Marshal Rossokovsky, head of the First Belorussian Front, signed an order to shoot looters and rapists on the spot. Occasionally, the officers and commissars would enforce the orders. But most of the time, officers not only turned away, but took part themselves.

Historians would later report Stalin responding to critics of the Red Army by asking “Can’t he understand it if a soldier who has crossed thousands of kilometres through blood and fire and death has fun with a woman or takes some trifle?”
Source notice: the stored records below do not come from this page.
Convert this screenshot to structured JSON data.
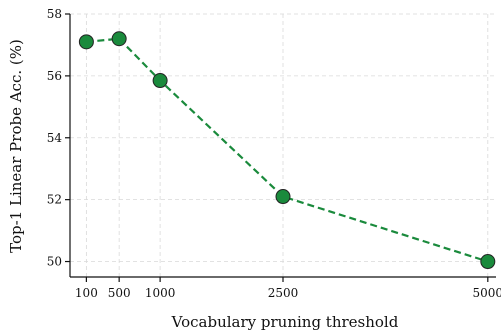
{
  "chart_data": {
    "type": "line",
    "xlabel": "Vocabulary pruning threshold",
    "ylabel": "Top-1 Linear Probe Acc.  (%)",
    "x": [
      100,
      500,
      1000,
      2500,
      5000
    ],
    "x_tick_labels": [
      "100",
      "500",
      "1000",
      "2500",
      "5000"
    ],
    "y_ticks": [
      50,
      52,
      54,
      56,
      58
    ],
    "ylim": [
      49.5,
      58
    ],
    "xlim": [
      -100,
      5100
    ],
    "grid": true,
    "series": [
      {
        "values": [
          57.1,
          57.2,
          55.85,
          52.1,
          50.0
        ],
        "color": "#1a8a3c"
      }
    ]
  }
}
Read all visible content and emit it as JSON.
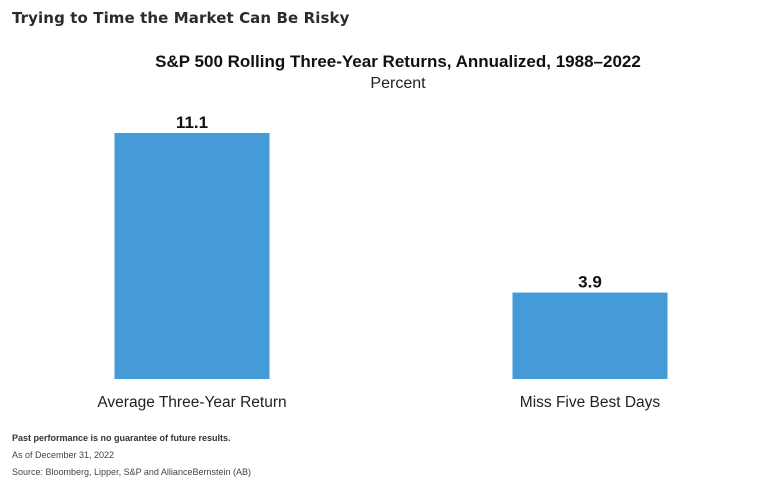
{
  "headline": "Trying to Time the Market Can Be Risky",
  "chart_data": {
    "type": "bar",
    "title": "S&P 500 Rolling Three-Year Returns, Annualized, 1988–2022",
    "subtitle": "Percent",
    "categories": [
      "Average Three-Year Return",
      "Miss Five Best Days"
    ],
    "values": [
      11.1,
      3.9
    ],
    "value_labels": [
      "11.1",
      "3.9"
    ],
    "xlabel": "",
    "ylabel": "",
    "ylim": [
      0,
      11.1
    ],
    "grid": false,
    "legend": "none",
    "bar_color": "#449bd8"
  },
  "footnotes": {
    "disclaimer": "Past performance is no guarantee of future results.",
    "as_of": "As of December 31, 2022",
    "source": "Source: Bloomberg, Lipper, S&P and AllianceBernstein (AB)"
  }
}
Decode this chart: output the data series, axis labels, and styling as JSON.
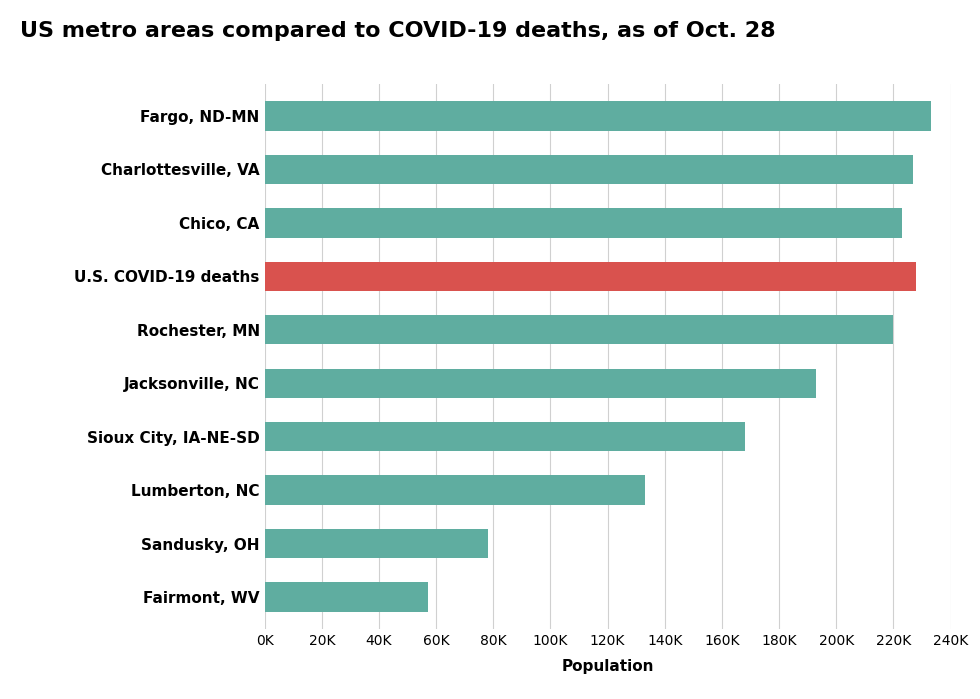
{
  "title": "US metro areas compared to COVID-19 deaths, as of Oct. 28",
  "categories": [
    "Fargo, ND-MN",
    "Charlottesville, VA",
    "Chico, CA",
    "U.S. COVID-19 deaths",
    "Rochester, MN",
    "Jacksonville, NC",
    "Sioux City, IA-NE-SD",
    "Lumberton, NC",
    "Sandusky, OH",
    "Fairmont, WV"
  ],
  "values": [
    233000,
    227000,
    223000,
    228000,
    220000,
    193000,
    168000,
    133000,
    78000,
    57000
  ],
  "bar_colors": [
    "#5fada0",
    "#5fada0",
    "#5fada0",
    "#d9524e",
    "#5fada0",
    "#5fada0",
    "#5fada0",
    "#5fada0",
    "#5fada0",
    "#5fada0"
  ],
  "xlabel": "Population",
  "xlim": [
    0,
    240000
  ],
  "xtick_values": [
    0,
    20000,
    40000,
    60000,
    80000,
    100000,
    120000,
    140000,
    160000,
    180000,
    200000,
    220000,
    240000
  ],
  "xtick_labels": [
    "0K",
    "20K",
    "40K",
    "60K",
    "80K",
    "100K",
    "120K",
    "140K",
    "160K",
    "180K",
    "200K",
    "220K",
    "240K"
  ],
  "background_color": "#ffffff",
  "grid_color": "#d0d0d0",
  "title_fontsize": 16,
  "label_fontsize": 11,
  "tick_fontsize": 10,
  "xlabel_fontsize": 11
}
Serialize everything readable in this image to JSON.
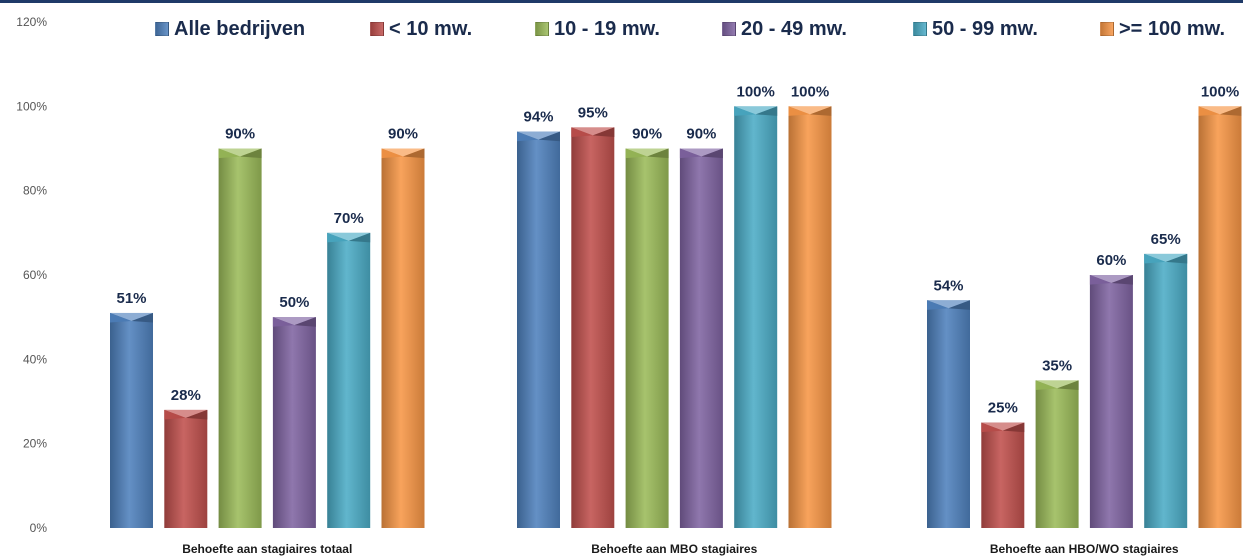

Maurice walked past, looking straight ahead when another Soviet soldier would beckon him toward a house where others streamed out with treasures, or where he heard the whimpers and cries of young girls as their mothers lay bloodied in the snow.

Keep your head down, Maurice, he told himself over and over. You’re heading west. To Berlin, and if you’re still alive when this ends, you’ll keep going west until you’re back home at last.

In Montreal, Canada. Not in the USSR.

I am not going back to the USSR.

Approaching Berlin

Prussia, April 1945

An April sun warmed Maurice’s chenille as the unit woke from the first real sleep they had had in weeks. Where the war had not blackened the landscape, wild flowers bloomed white and yellow and red in the new, green grass. A gentle wind ruffled his clothes and hair.

Maurice felt uplifted. He felt hope, for the first time in a very long while.

“The war will be over soon, Maurice,” said Mykhailo, rolling up his chenille. “Even the Germans know it.”

As if to remind them it was not over yet, cannons boomed in the west. “We still have some fighting to do,” Maurice replied.

Sergeant Nikolayev strode up, helmet fastened, chenille rolled and tied across his back, submachine gun slung over his shoulder. “Keep your eyes sharp,” he said. “Fritz is just waiting for us to get careless.”

Junior officers blew whistles, tanks rumbled ahead and the men began walking westward, “mopping up” stray Germans. Soviet planes crisscrossed the sky, and a phalanx of trucks lurched across the fields behind them.

“There’s no fight left in these Germans,” Mykhailo said, walking a few metres to Maurice’s left.

“Remember those boys yesterday?” said Oleh Vovk, next to Mykhailo. “They ran out of that bunker, waving their hands? They begged for mercy.”

Maurice remembered. They could not have been more than 16 years old. But they were wearing the black uniform of the SS. The boys had fallen to their knees, weeping, their hands high over their heads. A commissar had come up. “Names and unit,” he said. Before the boys could finish telling him, he drew his sidearm and shot each one in the head.